O crime ocorreu em 3 de setembro de 2024, durante o cumprimento de um mandado de busca e apreensão contra Bruno Arcanjo, que era investigado por fraudes ao Detran do Piauí. Segundo a apuração, os policiais foram recebidos a tiros dentro da residência do suspeito. Armado com uma pistola calibre 9 mm, ele teria disparado várias vezes, atingindo Marcelo Soares, que não resistiu aos ferimentos.

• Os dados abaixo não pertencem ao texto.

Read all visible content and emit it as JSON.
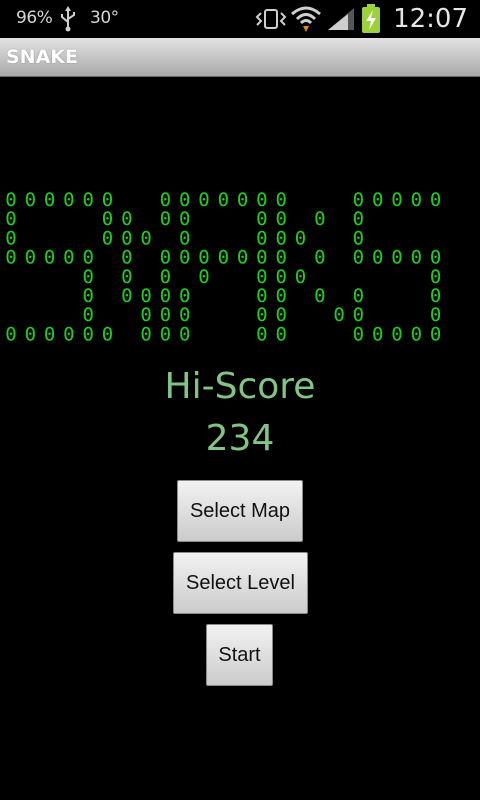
{
  "status_bar": {
    "battery_text": "96%",
    "temperature": "30°",
    "time": "12:07",
    "icons": [
      "usb-icon",
      "vibrate-icon",
      "wifi-icon",
      "signal-icon",
      "battery-charging-icon"
    ]
  },
  "app": {
    "title": "SNAKE"
  },
  "logo": {
    "text": "SNAKE",
    "glyph": "0",
    "color": "#19d319"
  },
  "hiscore": {
    "label": "Hi-Score",
    "value": "234"
  },
  "buttons": {
    "select_map": "Select Map",
    "select_level": "Select Level",
    "start": "Start"
  }
}
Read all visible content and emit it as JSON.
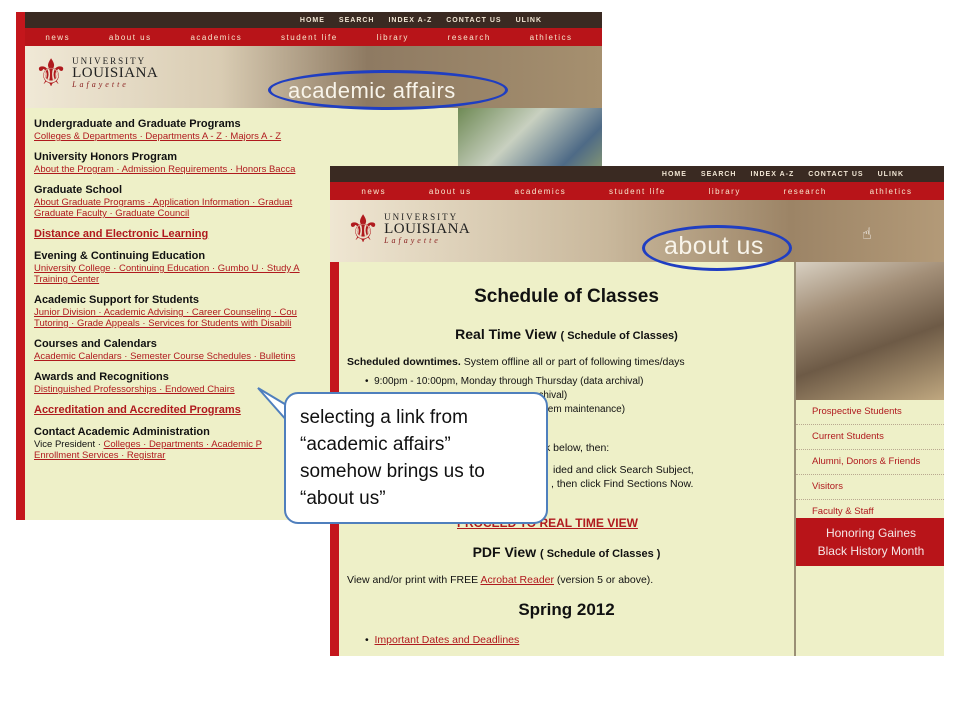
{
  "window1": {
    "top_nav": [
      "HOME",
      "SEARCH",
      "INDEX A-Z",
      "CONTACT US",
      "ULINK"
    ],
    "main_nav": [
      "news",
      "about us",
      "academics",
      "student life",
      "library",
      "research",
      "athletics"
    ],
    "logo": {
      "line1": "UNIVERSITY",
      "line2": "LOUISIANA",
      "line3": "Lafayette"
    },
    "section_title": "academic affairs",
    "groups": [
      {
        "heading": "Undergraduate and Graduate Programs",
        "links": "Colleges & Departments · Departments A - Z · Majors A - Z"
      },
      {
        "heading": "University Honors Program",
        "links": "About the Program · Admission Requirements · Honors Bacca"
      },
      {
        "heading": "Graduate School",
        "links": "About Graduate Programs · Application Information · Graduat",
        "links2": "Graduate Faculty · Graduate Council"
      },
      {
        "heading": "Distance and Electronic Learning"
      },
      {
        "heading": "Evening & Continuing Education",
        "links": "University College · Continuing Education · Gumbo U · Study A",
        "links2": "Training Center"
      },
      {
        "heading": "Academic Support for Students",
        "links": "Junior Division · Academic Advising · Career Counseling · Cou",
        "links2": "Tutoring · Grade Appeals · Services for Students with Disabili"
      },
      {
        "heading": "Courses and Calendars",
        "links": "Academic Calendars · Semester Course Schedules · Bulletins"
      },
      {
        "heading": "Awards and Recognitions",
        "links": "Distinguished Professorships · Endowed Chairs"
      },
      {
        "heading": "Accreditation and Accredited Programs"
      },
      {
        "heading": "Contact Academic Administration",
        "links_prefix": "Vice President · ",
        "links": "Colleges · Departments · Academic P",
        "links2": "Enrollment Services · Registrar"
      }
    ]
  },
  "window2": {
    "top_nav": [
      "HOME",
      "SEARCH",
      "INDEX A-Z",
      "CONTACT US",
      "ULINK"
    ],
    "main_nav": [
      "news",
      "about us",
      "academics",
      "student life",
      "library",
      "research",
      "athletics"
    ],
    "logo": {
      "line1": "UNIVERSITY",
      "line2": "LOUISIANA",
      "line3": "Lafayette"
    },
    "section_title": "about us",
    "page_title": "Schedule of Classes",
    "realtime_heading": "Real Time View",
    "realtime_sub": "( Schedule of Classes)",
    "downtime_label": "Scheduled downtimes.",
    "downtime_text": " System offline all or part of following times/days",
    "bullet1": "9:00pm - 10:00pm, Monday through Thursday (data archival)",
    "bullet2_tail": "rchival)",
    "bullet3_tail": "ystem maintenance)",
    "line_below": "k below, then:",
    "line_provided": "ided and click Search Subject,",
    "line_find": ", then click Find Sections Now.",
    "proceed_link": "PROCEED TO REAL TIME VIEW",
    "pdf_heading": "PDF View",
    "pdf_sub": "( Schedule of Classes )",
    "view_prefix": "View and/or print with FREE ",
    "acrobat_link": "Acrobat Reader",
    "view_suffix": " (version 5 or above).",
    "term_heading": "Spring 2012",
    "term_link": "Important Dates and Deadlines",
    "sidebar_links": [
      "Prospective Students",
      "Current Students",
      "Alumni, Donors & Friends",
      "Visitors",
      "Faculty & Staff"
    ],
    "banner_line1": "Honoring Gaines",
    "banner_line2": "Black History Month"
  },
  "callout": {
    "line1": "selecting a link from",
    "line2": "“academic affairs”",
    "line3": "somehow brings us to",
    "line4": "“about us”"
  },
  "colors": {
    "brand_red": "#c4161c",
    "highlight_blue": "#1f3ec2",
    "callout_border": "#4f7fbd",
    "page_bg": "#eef0c8"
  }
}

No pedido de liberdade, a defesa alegou falta de requisitos para a prisão preventiva, ausência de prova segura da autoria, deficiência de fundamentação da decisão judicial e pediu a substituição da prisão por domiciliar. O relator, no entanto, considerou que o inquérito reúne provas da materialidade e indícios suficientes de autoria, além de destacar a gravidade do crime e o risco à ordem pública.
Na decisão, o desembargador ressaltou que ser réu primário, ter residência fixa ou bons antecedentes não impede a manutenção da prisão cautelar, quando presentes os fundamentos legais. Para ele, nenhuma outra medida seria suficiente para garantir o regular andamento do processo.
Bruno Arcanjo está preso desde o dia do crime. O policial Marcelo Soares da Costa foi sepultado com honras e recebeu promoção póstuma pela Polícia Civil do Piauí em reconhecimento aos serviços prestados.